From 2019 to 2025, Goodman starred in the role of Southern megachurch preacher and family patriarch Eli Gemstone on the HBO comedy The Righteous Gemstones, created by and co-starring Danny McBride. Goodman accepted the role right after the revived Roseanne series had been cancelled and before its spin-off The Conners was announced, which led to Goodman doing both shows. The Righteous Gemstones was renewed for a second season in September 2019. In 2020, Goodman served as the conductor narrator for the virtual train ride welcome video at the St. Louis Aquarium that opened at St. Louis Union Station. In 2023, Goodman appeared in Monarch: Legacy of Monsters as the older Bill Randa, reprising his role from Kong: Skull Island (2017). In 2026, he had a supporting role as Blake Jr, the CEO of a fast-food restaurant chain, in the dark comedy crime film Chili Finger. In September 2026, Goodman was cast as Joey in the third season of the HBO drama series The Last of Us.

== Philanthropy ==
Since Hurricane Katrina, Goodman has appeared in several recovery commercials aired in Louisiana.

In 2010, Goodman appeared in a commercial to raise awareness for the Deepwater Horizon oil spill. Also starring in the commercial were Sandra Bullock, Peyton Manning, Eli Manning, Jack Del Rio, Drew Brees, Emeril Lagasse, James Carville, and Blake Lively.

== Personal life ==
=== Marriage and family ===
In 1989, Goodman married Annabeth Hartzog from Bogalusa, Louisiana. They met at a Halloween party at Tipitina's when he was filming Everybody's All-American in New Orleans. Their daughter, Molly Evangeline Goodman (born 1990), has worked as a production assistant. They have lived for many years in the Garden District of New Orleans, in a home he purchased from musician Trent Reznor. Their second home in the Pacific Palisades neighborhood of Los Angeles was destroyed by the Palisades Fire in January 2025.
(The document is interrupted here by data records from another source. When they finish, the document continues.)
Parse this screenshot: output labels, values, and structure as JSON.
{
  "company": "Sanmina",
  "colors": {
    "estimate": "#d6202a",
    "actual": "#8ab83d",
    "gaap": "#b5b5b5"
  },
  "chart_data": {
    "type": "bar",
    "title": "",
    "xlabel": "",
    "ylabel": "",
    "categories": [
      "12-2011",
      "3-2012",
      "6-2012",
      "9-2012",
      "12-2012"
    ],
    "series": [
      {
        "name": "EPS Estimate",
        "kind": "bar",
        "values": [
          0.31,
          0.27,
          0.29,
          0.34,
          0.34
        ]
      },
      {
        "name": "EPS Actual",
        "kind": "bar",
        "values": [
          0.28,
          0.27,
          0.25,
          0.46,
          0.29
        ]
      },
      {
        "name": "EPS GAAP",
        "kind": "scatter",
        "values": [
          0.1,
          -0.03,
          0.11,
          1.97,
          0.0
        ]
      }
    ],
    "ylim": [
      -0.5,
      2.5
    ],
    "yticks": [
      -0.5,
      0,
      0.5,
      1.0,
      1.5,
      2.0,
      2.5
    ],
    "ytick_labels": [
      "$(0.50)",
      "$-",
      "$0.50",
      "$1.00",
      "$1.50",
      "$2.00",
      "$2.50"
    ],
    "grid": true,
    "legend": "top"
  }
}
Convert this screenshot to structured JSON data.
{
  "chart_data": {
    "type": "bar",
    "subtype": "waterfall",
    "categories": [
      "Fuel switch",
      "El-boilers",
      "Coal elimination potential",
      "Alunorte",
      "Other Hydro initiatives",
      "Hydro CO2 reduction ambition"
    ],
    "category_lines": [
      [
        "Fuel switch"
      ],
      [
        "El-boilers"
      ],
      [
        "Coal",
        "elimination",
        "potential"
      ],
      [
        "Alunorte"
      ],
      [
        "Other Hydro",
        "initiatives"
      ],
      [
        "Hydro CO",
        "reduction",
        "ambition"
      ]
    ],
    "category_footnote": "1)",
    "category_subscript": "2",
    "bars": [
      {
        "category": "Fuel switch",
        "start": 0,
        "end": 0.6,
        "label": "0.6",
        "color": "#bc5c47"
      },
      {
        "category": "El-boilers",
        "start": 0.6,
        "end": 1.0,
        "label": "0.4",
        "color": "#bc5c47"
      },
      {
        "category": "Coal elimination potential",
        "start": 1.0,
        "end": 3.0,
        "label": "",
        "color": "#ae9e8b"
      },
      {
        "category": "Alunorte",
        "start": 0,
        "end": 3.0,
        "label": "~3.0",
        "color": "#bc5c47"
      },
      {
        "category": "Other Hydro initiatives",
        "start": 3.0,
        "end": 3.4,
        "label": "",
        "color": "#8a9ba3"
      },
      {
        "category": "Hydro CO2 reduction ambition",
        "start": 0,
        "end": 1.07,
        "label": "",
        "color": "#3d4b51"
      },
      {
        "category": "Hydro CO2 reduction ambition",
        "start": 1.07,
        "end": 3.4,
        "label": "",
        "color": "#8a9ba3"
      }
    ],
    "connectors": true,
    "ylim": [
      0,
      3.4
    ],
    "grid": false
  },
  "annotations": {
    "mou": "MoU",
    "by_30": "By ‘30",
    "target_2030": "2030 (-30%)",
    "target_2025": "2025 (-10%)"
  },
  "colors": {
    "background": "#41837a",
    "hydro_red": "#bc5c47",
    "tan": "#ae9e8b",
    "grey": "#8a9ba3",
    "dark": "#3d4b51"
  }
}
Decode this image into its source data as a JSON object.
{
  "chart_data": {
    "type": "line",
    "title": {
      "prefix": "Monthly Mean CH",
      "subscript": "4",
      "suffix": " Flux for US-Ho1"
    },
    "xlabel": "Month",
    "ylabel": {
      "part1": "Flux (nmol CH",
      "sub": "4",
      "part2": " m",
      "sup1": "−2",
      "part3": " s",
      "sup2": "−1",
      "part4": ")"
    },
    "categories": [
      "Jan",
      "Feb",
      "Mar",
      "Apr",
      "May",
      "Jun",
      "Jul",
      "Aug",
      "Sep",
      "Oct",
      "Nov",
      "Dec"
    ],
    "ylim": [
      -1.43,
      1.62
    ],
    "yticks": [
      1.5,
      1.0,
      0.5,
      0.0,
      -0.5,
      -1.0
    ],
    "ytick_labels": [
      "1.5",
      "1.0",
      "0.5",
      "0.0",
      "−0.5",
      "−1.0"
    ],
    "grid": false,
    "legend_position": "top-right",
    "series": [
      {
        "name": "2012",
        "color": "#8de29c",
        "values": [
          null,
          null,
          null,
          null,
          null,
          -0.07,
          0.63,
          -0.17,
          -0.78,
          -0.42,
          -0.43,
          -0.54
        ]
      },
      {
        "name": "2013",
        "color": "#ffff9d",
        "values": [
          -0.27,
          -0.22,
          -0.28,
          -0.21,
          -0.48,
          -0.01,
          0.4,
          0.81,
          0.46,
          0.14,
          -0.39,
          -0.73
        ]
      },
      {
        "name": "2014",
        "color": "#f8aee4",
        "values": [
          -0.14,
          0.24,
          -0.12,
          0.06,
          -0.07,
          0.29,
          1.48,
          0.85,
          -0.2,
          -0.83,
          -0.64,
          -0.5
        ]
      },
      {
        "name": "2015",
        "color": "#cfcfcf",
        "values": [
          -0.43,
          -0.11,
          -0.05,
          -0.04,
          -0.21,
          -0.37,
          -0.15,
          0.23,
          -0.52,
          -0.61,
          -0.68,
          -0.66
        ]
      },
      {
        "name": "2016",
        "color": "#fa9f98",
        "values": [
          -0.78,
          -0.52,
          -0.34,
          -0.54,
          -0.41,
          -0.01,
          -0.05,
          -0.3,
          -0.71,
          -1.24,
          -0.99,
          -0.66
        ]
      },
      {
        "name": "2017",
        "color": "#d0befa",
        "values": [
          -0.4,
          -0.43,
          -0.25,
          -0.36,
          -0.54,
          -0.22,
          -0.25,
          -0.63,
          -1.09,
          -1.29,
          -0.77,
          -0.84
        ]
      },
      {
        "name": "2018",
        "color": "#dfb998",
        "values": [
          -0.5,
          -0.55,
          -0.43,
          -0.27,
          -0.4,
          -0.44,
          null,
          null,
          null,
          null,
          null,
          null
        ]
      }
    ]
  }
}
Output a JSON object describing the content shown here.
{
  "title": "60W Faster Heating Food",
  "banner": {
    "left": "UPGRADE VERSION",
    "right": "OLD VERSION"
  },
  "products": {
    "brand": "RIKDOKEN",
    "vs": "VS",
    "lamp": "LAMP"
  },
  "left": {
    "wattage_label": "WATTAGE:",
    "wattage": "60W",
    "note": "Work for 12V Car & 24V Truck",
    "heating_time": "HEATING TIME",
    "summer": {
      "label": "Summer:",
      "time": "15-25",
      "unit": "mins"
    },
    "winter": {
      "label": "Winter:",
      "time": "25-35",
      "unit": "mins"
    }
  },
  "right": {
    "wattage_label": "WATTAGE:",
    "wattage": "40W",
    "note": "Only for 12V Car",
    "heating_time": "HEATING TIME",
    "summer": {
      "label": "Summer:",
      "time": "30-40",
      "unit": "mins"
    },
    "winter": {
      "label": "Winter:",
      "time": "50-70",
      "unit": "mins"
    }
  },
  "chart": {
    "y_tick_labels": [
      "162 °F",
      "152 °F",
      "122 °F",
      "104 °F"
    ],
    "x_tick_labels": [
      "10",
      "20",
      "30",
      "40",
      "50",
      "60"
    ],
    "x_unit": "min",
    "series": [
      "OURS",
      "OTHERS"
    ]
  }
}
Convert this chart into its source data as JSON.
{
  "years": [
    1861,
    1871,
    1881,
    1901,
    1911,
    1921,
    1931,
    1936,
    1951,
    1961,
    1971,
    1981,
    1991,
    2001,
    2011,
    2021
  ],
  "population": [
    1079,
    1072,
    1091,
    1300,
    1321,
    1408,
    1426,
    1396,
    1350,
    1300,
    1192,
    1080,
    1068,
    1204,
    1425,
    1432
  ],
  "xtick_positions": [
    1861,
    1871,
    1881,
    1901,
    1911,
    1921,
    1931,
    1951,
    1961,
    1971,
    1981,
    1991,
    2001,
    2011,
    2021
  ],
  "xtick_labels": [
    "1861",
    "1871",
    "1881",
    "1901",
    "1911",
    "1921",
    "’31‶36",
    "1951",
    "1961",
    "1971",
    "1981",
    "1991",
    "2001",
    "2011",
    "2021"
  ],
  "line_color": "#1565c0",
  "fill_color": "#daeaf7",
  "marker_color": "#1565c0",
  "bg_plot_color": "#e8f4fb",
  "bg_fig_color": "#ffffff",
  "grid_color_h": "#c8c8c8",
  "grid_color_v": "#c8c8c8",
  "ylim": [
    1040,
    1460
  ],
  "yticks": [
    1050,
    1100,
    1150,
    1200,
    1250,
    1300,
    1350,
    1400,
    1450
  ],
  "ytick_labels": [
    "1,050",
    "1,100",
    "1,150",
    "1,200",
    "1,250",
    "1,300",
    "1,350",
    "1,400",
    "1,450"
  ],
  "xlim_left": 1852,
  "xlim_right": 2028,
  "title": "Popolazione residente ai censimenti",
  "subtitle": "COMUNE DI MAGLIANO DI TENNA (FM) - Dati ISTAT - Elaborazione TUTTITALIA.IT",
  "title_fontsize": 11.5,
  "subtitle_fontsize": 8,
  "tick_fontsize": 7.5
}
=== Beliefs and interests ===
Goodman is a lifelong fan of the St. Louis Cardinals and narrated a 2020 MLB Network documentary about the Cardinals teams of the 1980s.

In 2024, Goodman narrated campaign ads for Democratic candidate Lucas Kunce in the 2024 United States Senate election in Missouri against incumbent Republican Senator Josh Hawley.

=== Health ===
Goodman has been sober since 2007, and tries to attend an Alcoholics Anonymous meeting every morning. In 2009, he said of his struggle with alcoholism, "I don't know how much the old Jackie Daniel's franchise ruined my memory, which is going anyway, because of my advancing decrepitude. I had a 30-year run, and at the end I didn't care about anything. I was just fed up with myself. I didn't even want to be an actor anymore." In 2012, he said, "If I'd picture in my mind a drink—usually straight out of the bottle—I couldn't not do it." He noted that, while acting in plays, he would "have the shakes so bad [he'd] have to have a drink to get through the show" and considered himself lucky that he never got fired. In 2026, Goodman stated he doesn't grill anymore - having grown to associate the activity with drinking.

Goodman was once known for being overweight, at one point weighing close to 400 lb (180 kg). However, by August 2010, he had lost 100 lb through a program of exercise and food journaling. His new figure attracted attention at the Toronto International Film Festival in September 2015 and the BFI London Film Festival the following month. In 2016, Goodman said of his weight loss journey: "I just stopped eating all the time. I’d have a handful of food and it’d go to my mouth. I was just eating all the time. I was just eating alcoholically. In the old days, I would take three months out, lose 60 or 70 pounds, and then reward myself with a 6-pack of bud or whatever and just go back to my old habits. Then this time I wanted to do it slowly, move, exercise. I’m getting to the age where I can’t afford to sit still anymore. And it gives me the energy to work, ‘cause work is very draining." By June 2024, it was reported that he had lost over 200 lb (90 kg).

Goodman has depression. He has attributed the severity of the condition to past alcohol consumption and treats it through physical exercise.